Migraine may be dependent on a predisposition, probably genetic (12). Speculatively, there are three scenarios for a post-whiplash headache in a given patient as far as previous migraine predisposition is concerned: (i) no migraine predisposition; (ii) migraine predisposition but no manifest migraine; and (iii) clinically active migraine. It is possible that a whiplash trauma induces different pictures according to these three scenarios. Accordingly, the whiplash-related headache could be, respectively: (i) cervicogenic headache; (ii) cervicogenic headache with migrainous features such as nausea, photo- and phonophobia; and (iii) cervicogenic headache coexisting with migraine, or worsening of the previous migrainous pain. If taken into consideration, different backgrounds in terms of migraine predisposition could explain the existence of several nuances in post-whiplash headaches, and why some of them would be so similar to migraine as in opposition to others. This could help the understanding of the sometimes so-considered inaccurate boundary between migraine and neck-generated headaches.

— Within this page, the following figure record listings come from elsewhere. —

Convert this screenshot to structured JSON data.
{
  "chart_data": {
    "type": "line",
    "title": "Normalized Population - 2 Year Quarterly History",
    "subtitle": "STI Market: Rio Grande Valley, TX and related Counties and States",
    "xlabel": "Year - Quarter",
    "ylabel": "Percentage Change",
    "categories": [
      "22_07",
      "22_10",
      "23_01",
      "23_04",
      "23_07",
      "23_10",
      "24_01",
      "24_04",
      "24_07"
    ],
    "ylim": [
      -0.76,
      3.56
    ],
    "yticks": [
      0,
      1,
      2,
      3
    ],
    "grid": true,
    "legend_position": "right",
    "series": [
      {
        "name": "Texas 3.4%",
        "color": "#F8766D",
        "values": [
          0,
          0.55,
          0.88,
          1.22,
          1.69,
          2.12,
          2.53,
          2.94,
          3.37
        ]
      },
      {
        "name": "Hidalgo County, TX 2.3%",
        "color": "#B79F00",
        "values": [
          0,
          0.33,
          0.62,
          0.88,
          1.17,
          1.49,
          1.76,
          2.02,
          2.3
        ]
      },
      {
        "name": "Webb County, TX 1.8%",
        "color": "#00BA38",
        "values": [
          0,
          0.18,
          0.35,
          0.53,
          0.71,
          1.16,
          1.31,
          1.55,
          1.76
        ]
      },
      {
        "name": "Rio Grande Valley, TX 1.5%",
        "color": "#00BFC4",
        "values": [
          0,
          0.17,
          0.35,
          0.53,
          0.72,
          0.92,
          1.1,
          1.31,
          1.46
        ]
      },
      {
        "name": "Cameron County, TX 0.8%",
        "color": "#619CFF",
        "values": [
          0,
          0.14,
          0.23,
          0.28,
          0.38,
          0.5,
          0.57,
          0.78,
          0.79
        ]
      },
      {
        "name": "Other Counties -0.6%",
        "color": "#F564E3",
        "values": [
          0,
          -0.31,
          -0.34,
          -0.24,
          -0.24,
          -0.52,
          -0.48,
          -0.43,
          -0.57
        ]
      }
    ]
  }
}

To conclude, based on the present study and available data, whiplash may induce short lasting as well as chronic headaches, mostly CEH and/or tension-type, the latter located preferably to the back of the head and nuchal areas. New headaches following whiplash may coexist with previous headache disorders or modify their course. The clinical picture may depend on individual predisposition to headache, as well as perhaps age, type of accident, among other factors. It is possible that cultural and legal issues interfere with the expression of WAD in terms of headache to some extent, but most probably do not justify head pain in all the cases.
Conflicts of interest
The author has not declared any conflicts of interest.